Monday, February 12, 2007

Simple Economics


Given how much money I was forking over, you'd think my new flat would come with towels and a blanket.

But it didn't. The mattress and pillows were so new that they still were covered in plastic. There was a new bottom sheet (no top sheet) and a new bedspread. But no blanket.

And it's winter. Granted not much of a winter, but I feel the cold.

So I went in search of a towel ($3.10, Egyptian cotton) and a blanket. The blanket on display was 115 Egyptian pounds. $20. More than I meant to spend on something I was tossing at the end of two months. (Or maybe foisting off on the Omani designer flying in from Kuwait on Thursday to join me and Mr. T, the Kuwait office editor-in-chief who is here too.)

"Do you have a cheaper blanket?" I asked.

"Yes, this one. It is wool mixed with synthetic. Only 43 pounds." $7.50.

"What is the other blanket made of?"

"That one is all synthetic."

"The wool one costs less than the synthetic?"

The young woman in the headscarf laughed. "We have many sheep and camels in Egypt. Not so much synthetic."

I bought the wool mix and a top sheet, and still walked away five dollars richer. I like the idea that my blanket might be made of camel hair.

1 comment:

Marie Javins said...

Years ago, Yancey, Mark, and I came to Egypt as tourists. We were on a trip that involved a felucca expedition and had been told to bring sleeping bags. But we were too lazy, and afterwards Yancey and I were going overland (and sea) to Jordan so we didn't want to carry them. "We'll just buy cheap blankets in Cairo!" It didn't work out that time and Yancey and I ended up shivering the first night while Mark went straight for the dirty old blankets the Nubians offered, from the storage area at the front of the felucca. The next day, Yancey and I both made beelines for the nasty blankets too.

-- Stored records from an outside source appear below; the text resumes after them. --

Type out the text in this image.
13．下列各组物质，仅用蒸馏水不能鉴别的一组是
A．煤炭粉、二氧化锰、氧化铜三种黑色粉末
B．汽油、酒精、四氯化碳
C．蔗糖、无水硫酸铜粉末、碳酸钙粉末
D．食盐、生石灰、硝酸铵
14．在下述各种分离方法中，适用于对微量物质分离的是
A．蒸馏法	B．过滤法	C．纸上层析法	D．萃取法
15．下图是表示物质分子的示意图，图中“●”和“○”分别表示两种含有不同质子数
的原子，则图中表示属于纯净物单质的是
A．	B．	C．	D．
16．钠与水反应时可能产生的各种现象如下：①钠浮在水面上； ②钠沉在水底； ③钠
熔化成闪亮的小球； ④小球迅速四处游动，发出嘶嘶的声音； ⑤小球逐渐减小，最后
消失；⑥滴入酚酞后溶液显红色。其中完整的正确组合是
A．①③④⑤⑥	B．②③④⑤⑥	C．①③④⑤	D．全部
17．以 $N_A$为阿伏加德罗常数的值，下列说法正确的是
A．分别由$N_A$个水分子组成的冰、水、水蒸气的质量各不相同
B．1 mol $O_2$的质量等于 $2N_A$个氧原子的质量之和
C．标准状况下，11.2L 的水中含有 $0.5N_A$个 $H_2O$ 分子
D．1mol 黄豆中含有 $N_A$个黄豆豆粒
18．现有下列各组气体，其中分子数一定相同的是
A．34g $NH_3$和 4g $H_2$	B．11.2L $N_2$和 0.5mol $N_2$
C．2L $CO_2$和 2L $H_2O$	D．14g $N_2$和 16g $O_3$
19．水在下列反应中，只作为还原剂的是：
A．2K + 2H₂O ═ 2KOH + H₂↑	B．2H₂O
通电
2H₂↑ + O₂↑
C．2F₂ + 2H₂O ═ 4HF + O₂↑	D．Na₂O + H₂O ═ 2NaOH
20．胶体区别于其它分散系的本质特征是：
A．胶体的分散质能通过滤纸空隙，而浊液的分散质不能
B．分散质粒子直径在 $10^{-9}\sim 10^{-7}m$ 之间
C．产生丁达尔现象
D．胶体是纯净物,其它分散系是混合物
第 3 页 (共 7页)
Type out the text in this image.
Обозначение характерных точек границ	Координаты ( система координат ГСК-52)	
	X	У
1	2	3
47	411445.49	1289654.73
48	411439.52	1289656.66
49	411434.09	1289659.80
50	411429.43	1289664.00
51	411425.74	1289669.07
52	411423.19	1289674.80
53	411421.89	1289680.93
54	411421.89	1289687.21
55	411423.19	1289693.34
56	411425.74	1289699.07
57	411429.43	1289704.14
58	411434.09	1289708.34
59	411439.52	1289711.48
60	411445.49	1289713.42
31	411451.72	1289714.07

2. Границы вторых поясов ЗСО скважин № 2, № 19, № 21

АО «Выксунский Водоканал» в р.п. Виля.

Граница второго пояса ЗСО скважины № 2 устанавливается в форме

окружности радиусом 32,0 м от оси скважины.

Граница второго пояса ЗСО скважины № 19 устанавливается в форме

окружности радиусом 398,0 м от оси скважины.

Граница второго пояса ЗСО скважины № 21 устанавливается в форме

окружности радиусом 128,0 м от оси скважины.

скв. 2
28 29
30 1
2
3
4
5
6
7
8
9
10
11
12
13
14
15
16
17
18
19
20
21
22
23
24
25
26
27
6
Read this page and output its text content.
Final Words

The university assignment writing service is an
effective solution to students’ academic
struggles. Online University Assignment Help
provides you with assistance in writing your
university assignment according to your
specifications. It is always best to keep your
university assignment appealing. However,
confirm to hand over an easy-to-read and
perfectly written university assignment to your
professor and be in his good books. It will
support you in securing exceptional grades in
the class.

And if you like that story, well, I wish I could tell about Traveler X's digestive issues with the stale falafel on board the boat, and Traveler Y caught it too. Course the second announced it to the entire group and I immediately gave him the meds from my pack, while the first suffered in silence, hanging off the rope dragging behind the boat in the Nile... (no, none of us got bilharzia and all of us swam in the Nile. Didn't get it in 2005 either when the raft flipped in Jinja. Don't swim in the Nile, do as I say, not as I do. Or do swim in it, it's fun, but don't blame me if you get a disease after.)